Guns, Germs, and Steel, a non-fiction book written by Jared Diamond that later became a documentary broadcasted on PBS, delves into the question about why Eurasian civilizations have survived and conquered others. Diamond argues against the idea that Eurasian dominance is due to any form of intellectual, moral, or genetic superiority and suggests that the gaps in power and technology between human societies originate because of geographical and environmental differences.
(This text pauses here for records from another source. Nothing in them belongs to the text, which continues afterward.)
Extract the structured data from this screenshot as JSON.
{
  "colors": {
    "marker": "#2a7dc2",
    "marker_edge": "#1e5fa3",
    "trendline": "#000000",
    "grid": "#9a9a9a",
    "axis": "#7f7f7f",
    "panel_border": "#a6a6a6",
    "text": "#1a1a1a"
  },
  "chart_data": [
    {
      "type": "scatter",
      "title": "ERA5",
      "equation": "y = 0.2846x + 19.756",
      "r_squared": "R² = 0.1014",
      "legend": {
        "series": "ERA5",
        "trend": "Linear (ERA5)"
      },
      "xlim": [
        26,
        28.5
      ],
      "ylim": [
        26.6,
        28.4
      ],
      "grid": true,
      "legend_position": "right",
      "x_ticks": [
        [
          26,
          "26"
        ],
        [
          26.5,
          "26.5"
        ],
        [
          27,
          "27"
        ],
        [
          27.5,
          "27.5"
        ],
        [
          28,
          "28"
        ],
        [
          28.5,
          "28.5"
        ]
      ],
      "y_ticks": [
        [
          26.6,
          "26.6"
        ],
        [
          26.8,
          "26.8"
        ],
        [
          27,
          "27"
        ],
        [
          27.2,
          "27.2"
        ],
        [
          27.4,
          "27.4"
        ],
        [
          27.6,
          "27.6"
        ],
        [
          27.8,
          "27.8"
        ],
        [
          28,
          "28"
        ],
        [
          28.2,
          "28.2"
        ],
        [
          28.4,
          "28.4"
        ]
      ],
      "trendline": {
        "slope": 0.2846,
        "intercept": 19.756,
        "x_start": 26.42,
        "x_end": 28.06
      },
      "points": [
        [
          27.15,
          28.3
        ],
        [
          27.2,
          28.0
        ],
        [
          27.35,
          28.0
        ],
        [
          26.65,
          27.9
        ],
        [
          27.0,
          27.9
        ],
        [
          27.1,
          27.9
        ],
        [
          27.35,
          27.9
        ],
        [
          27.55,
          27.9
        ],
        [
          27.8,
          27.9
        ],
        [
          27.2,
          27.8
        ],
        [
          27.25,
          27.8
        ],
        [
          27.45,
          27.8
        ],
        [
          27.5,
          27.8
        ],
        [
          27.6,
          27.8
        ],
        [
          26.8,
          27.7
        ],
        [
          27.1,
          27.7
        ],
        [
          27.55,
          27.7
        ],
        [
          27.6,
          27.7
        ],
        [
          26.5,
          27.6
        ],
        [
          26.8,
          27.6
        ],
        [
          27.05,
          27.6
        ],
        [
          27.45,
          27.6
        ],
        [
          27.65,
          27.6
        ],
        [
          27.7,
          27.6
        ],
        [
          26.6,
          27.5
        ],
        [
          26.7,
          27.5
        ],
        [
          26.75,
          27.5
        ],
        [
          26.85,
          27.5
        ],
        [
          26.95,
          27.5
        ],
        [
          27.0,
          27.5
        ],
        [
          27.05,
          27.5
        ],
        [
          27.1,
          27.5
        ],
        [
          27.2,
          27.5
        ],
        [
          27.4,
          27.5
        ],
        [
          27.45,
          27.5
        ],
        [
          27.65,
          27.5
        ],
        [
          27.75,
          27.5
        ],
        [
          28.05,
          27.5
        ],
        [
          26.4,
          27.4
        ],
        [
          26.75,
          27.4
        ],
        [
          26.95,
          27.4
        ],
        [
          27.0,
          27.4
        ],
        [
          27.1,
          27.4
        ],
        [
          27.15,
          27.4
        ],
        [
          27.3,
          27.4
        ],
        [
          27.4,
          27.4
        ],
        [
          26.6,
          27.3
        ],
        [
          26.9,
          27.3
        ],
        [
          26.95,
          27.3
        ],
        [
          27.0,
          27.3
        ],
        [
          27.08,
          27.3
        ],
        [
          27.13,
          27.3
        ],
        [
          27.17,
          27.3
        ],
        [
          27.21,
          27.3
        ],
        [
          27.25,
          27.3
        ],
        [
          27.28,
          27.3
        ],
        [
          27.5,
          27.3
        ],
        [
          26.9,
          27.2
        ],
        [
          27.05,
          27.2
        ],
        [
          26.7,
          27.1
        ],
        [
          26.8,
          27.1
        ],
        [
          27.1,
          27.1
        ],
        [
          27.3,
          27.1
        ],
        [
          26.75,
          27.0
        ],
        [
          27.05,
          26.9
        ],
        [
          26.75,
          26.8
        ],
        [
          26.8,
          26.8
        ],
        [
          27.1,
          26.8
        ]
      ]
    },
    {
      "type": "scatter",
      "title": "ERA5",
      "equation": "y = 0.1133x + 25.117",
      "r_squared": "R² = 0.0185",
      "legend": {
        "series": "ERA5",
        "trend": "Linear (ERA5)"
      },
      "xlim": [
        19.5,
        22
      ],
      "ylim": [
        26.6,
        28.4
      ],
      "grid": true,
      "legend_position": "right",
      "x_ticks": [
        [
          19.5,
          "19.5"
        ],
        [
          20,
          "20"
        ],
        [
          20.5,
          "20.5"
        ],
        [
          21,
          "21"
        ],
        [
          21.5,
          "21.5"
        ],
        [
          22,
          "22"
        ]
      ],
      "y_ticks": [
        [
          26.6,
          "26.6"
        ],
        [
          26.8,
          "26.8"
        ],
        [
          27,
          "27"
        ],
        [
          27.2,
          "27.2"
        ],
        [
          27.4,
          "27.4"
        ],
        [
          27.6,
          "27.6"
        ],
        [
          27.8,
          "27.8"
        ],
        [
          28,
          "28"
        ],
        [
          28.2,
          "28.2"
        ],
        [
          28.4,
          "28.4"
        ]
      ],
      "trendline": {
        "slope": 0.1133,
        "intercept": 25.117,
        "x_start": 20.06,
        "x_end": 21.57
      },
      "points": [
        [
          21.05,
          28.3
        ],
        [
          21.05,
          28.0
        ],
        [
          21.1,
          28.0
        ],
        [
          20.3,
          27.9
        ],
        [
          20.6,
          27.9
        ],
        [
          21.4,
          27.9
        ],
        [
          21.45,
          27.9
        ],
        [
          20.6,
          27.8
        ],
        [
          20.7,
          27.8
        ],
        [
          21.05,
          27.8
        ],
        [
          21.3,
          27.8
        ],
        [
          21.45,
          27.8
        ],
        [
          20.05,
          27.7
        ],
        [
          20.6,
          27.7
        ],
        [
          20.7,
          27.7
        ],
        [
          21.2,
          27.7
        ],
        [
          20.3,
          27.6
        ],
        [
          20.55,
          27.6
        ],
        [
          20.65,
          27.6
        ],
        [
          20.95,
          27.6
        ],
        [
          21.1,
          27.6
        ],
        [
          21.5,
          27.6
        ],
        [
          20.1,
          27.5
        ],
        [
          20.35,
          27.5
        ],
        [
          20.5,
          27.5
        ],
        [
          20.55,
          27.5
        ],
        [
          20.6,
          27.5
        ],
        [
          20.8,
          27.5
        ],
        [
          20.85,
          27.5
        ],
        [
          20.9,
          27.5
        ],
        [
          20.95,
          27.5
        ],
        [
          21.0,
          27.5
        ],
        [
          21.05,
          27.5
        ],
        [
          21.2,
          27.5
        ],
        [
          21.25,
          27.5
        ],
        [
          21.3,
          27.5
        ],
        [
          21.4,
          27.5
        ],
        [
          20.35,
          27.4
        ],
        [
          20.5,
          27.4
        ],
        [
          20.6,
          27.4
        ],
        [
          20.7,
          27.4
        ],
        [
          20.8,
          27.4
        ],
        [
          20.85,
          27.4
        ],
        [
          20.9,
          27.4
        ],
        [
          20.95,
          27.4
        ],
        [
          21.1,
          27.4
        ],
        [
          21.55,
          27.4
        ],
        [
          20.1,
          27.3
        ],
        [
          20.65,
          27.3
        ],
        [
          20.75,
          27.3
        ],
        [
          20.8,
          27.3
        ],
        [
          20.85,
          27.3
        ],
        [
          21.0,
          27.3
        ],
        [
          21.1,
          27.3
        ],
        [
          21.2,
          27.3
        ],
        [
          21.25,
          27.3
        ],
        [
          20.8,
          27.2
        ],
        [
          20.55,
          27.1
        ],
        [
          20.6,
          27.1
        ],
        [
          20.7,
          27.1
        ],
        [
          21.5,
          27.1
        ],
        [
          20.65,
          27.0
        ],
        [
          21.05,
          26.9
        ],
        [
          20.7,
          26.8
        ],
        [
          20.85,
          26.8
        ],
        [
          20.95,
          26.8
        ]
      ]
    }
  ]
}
Throughout the documentary, Diamond asserts that agriculture is “the worst mistake in human history.” Adopting agriculture also meant embracing social inequality, the idea of power, and disease. Farming is considered a more efficient way of getting a greater amount food and since these crops can be stored, people had the time to contribute to things other than just surviving. However, when studying hunter-gatherer groups today, like the Kalahari bushmen, they have plenty of leisure time, get the right amount of sleep, and work less than farmers; farming also concentrate on less diverse, high carbohydrate foods while hunting and gathering provides more variety and a better balance of nutrients.The notion that a hunter-gatherer lifestyle is “nasty and brutish” is unjustifiable. Farming helped bring malnutrition, starvation- the Irish potato famine-, disease, and complex class divisions. Hunter-gatherers live off the food they obtain each day and therefore live a closely, if not completely, egalitarian lifestyle.